Notice in the picture below, the way the windings are secured in place onto the pipe. The wire ends are passed through the pipe using small holes and then bent towards the ends of the pipe and once more to the surface of the pipe, where the connections will be made.


Step 7:
Wind 1 turn of 1mm diameter enameled wire onto the pipe and secure the winding in place as shown in the picture below. Notice the winding position relative to the other windings. This 1 turn winding is placed about 1cm away from the other windings. This is the RF pick up winding, the one that is connected to the incandescent bulb.


Step 8:
Use a sharp cutter (knife) and carefully scrap the enamel of all the windings ends. Do not worry if you cannot scrap the enamel at the bottom side of the wire ends (that touches to the pipe). We just want enough copper exposed to make the connection.


Step 9:
Tin the scrapped wire ends, taking care not to overheat them much.


Step 10:
Now it's time to make the taps on the secondary winding. Use a sharp cutter (knife) and very carefully scrap the enamel of the wire at the tap points (number of turns). Take much care not to scrap the enamel of the previous and the next turn from each tap point. Do not worry if you just scrap the enamel at the top of the wire (external area). We just want enough copper exposed to make the connection.

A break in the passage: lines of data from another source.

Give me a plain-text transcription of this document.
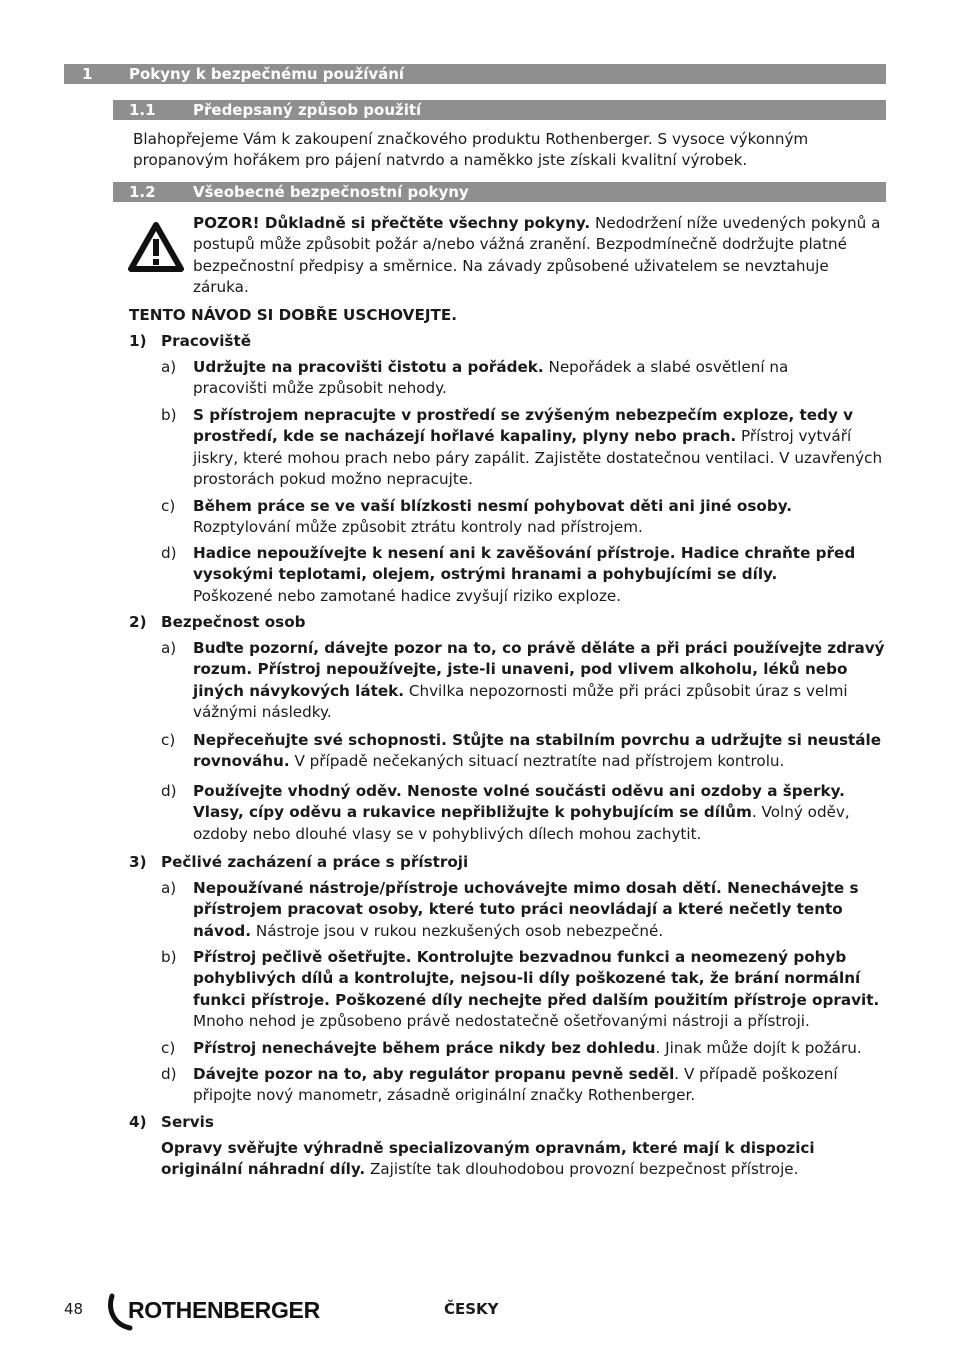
1 Pokyny k bezpečnému používání
1.1 Předepsaný způsob použití
Blahopřejeme Vám k zakoupení značkového produktu Rothenberger. S vysoce výkonným propanovým hořákem pro pájení natvrdo a naměkko jste získali kvalitní výrobek.
1.2 Všeobecné bezpečnostní pokyny
POZOR! Důkladně si přečtěte všechny pokyny. Nedodržení níže uvedených pokynů a postupů může způsobit požár a/nebo vážná zranění. Bezpodmínečně dodržujte platné bezpečnostní předpisy a směrnice. Na závady způsobené uživatelem se nevztahuje záruka.
TENTO NÁVOD SI DOBŘE USCHOVEJTE.
1) Pracoviště
a) Udržujte na pracovišti čistotu a pořádek. Nepořádek a slabé osvětlení na pracovišti může způsobit nehody.
b) S přístrojem nepracujte v prostředí se zvýšeným nebezpečím exploze, tedy v prostředí, kde se nacházejí hořlavé kapaliny, plyny nebo prach. Přístroj vytváří jiskry, které mohou prach nebo páry zapálit. Zajistěte dostatečnou ventilaci. V uzavřených prostorách pokud možno nepracujte.
c) Během práce se ve vaší blízkosti nesmí pohybovat děti ani jiné osoby. Rozptylování může způsobit ztrátu kontroly nad přístrojem.
d) Hadice nepoužívejte k nesení ani k zavěšování přístroje. Hadice chraňte před vysokými teplotami, olejem, ostrými hranami a pohybujícími se díly. Poškozené nebo zamotané hadice zvyšují riziko exploze.
2) Bezpečnost osob
a) Buďte pozorní, dávejte pozor na to, co právě děláte a při práci používejte zdravý rozum. Přístroj nepoužívejte, jste-li unaveni, pod vlivem alkoholu, léků nebo jiných návykových látek. Chvilka nepozornosti může při práci způsobit úraz s velmi vážnými následky.
c) Nepřeceňujte své schopnosti. Stůjte na stabilním povrchu a udržujte si neustále rovnováhu. V případě nečekaných situací neztratíte nad přístrojem kontrolu.
d) Používejte vhodný oděv. Nenoste volné součásti oděvu ani ozdoby a šperky. Vlasy, cípy oděvu a rukavice nepřibližujte k pohybujícím se dílům. Volný oděv, ozdoby nebo dlouhé vlasy se v pohyblivých dílech mohou zachytit.
3) Pečlivé zacházení a práce s přístroji
a) Nepoužívané nástroje/přístroje uchovávejte mimo dosah dětí. Nenechávejte s přístrojem pracovat osoby, které tuto práci neovládají a které nečetly tento návod. Nástroje jsou v rukou nezkušených osob nebezpečné.
b) Přístroj pečlivě ošetřujte. Kontrolujte bezvadnou funkci a neomezený pohyb pohyblivých dílů a kontrolujte, nejsou-li díly poškozené tak, že brání normální funkci přístroje. Poškozené díly nechejte před dalším použitím přístroje opravit. Mnoho nehod je způsobeno právě nedostatečně ošetřovanými nástroji a přístroji.
c) Přístroj nenechávejte během práce nikdy bez dohledu. Jinak může dojít k požáru.
d) Dávejte pozor na to, aby regulátor propanu pevně seděl. V případě poškození připojte nový manometr, zásadně originální značky Rothenberger.
4) Servis
Opravy svěřujte výhradně specializovaným opravnám, které mají k dispozici originální náhradní díly. Zajistíte tak dlouhodobou provozní bezpečnost přístroje.
48 ROTHENBERGER	ČESKY
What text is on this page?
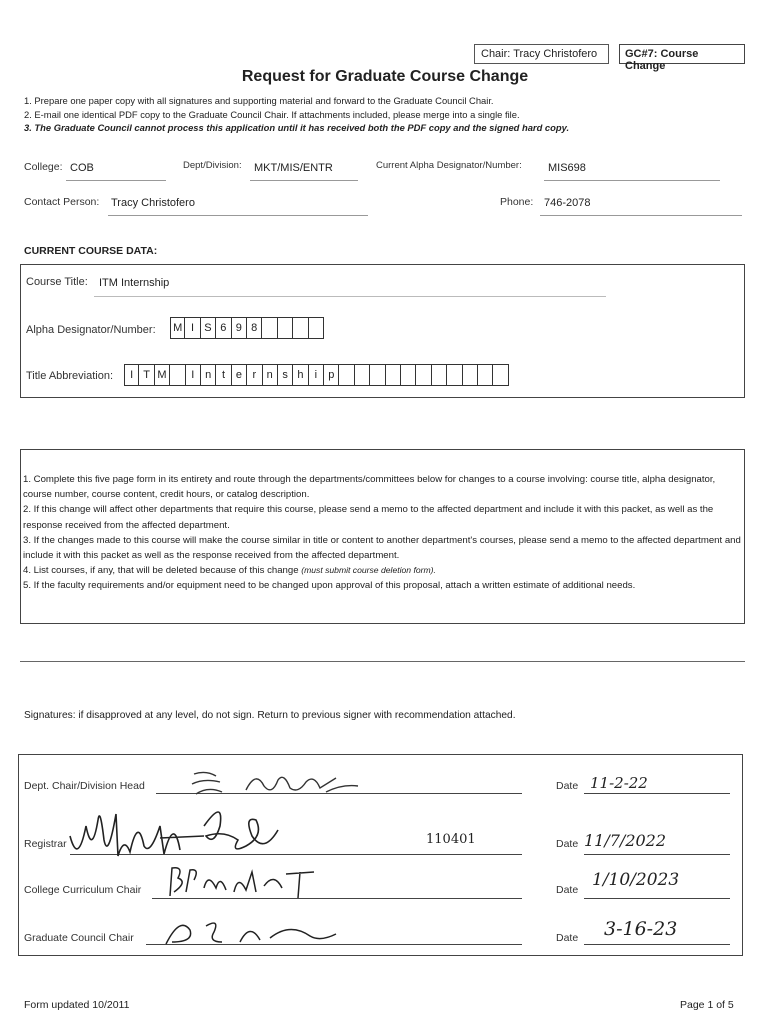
Chair: Tracy Christofero	GC#7: Course Change
Request for Graduate Course Change
1. Prepare one paper copy with all signatures and supporting material and forward to the Graduate Council Chair.
2. E-mail one identical PDF copy to the Graduate Council Chair. If attachments included, please merge into a single file.
3. The Graduate Council cannot process this application until it has received both the PDF copy and the signed hard copy.
College: COB	Dept/Division: MKT/MIS/ENTR	Current Alpha Designator/Number: MIS698
Contact Person: Tracy Christofero	Phone: 746-2078
CURRENT COURSE DATA:
Course Title: ITM Internship
Alpha Designator/Number: M I S 6 9 8
Title Abbreviation:	I T M	I n t e r n s h	i	p
1. Complete this five page form in its entirety and route through the departments/committees below for changes to a course involving: course title, alpha designator, course number, course content, credit hours, or catalog description.
2. If this change will affect other departments that require this course, please send a memo to the affected department and include it with this packet, as well as the response received from the affected department.
3. If the changes made to this course will make the course similar in title or content to another department's courses, please send a memo to the affected department and include it with this packet as well as the response received from the affected department.
4. List courses, if any, that will be deleted because of this change (must submit course deletion form).
5. If the faculty requirements and/or equipment need to be changed upon approval of this proposal, attach a written estimate of additional needs.
Signatures: if disapproved at any level, do not sign. Return to previous signer with recommendation attached.
Dept. Chair/Division Head	Date 11-2-22
Registrar	110401	Date 11/7/2022
College Curriculum Chair	Date 1/10/2023
Graduate Council Chair	Date 3-16-23
Form updated 10/2011	Page 1 of 5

Make each tap, a bit offset from the near by taps, like shown in the pictures. This will avoid any short circuits (especially at the 4, 5 and 6 taps) and it will allow for easier connections, especially if alligator clips are used to connect to the taps.


Step 11:
Tin all the tap points, taking care not to overheat them.


Step 12:
This step is optional and it depends on how you decide to do the connections to the taps. You may solder wires directly to the tap points, but in my case I wanted to use alligator clips, so I did the next: I took a piece of a component lead and soldered it's one end to each tap point. Then I bent the component lead to U-shape and cut it accordingly. This created nice and rigid tap points for the alligator clip.


Step 13:
This step is optional and it depends on how you decide to mount the transformer to your enclosure. In my case, I wanted to create three small legs for the mounting. I cut three pieces of aluminum straps and made holes at both their ends. I made three small holes onto the transformer pipe end and mounted the
aluminum straps using screws. After mounting them, I shaped the straps to L-shape. Then I used three more screws to mount the transformer to the enclosure.


The completed transformer is shown in the pictures above and below. The 6 connection points at the bottom of the pipe, are the low voltage points, whereas the 2 points at the top of the pipe, are the high voltage points.


If you have built the transformer as described, the bottom connections are as follows (from left to right):

Wire end 1, connected to the incandescent bulb
Wire end 2, connected to the incandescent bulb
Wire end 3, connected to the VCC (power supply positive voltage)
Wire end 4, connected to the VCC (power supply positive voltage)
Wire end 5, connected to the GND (ground)
Wire end 6, connected to the transistor collector

The top connections are as follows (from left to right):

Wire end 1, connected to the 25pF variable capacitor and the 47pF fixed.
Wire end 2, is the 14th secondary tap and it is left unconnected, or tapped to the appropriate impedance antenna.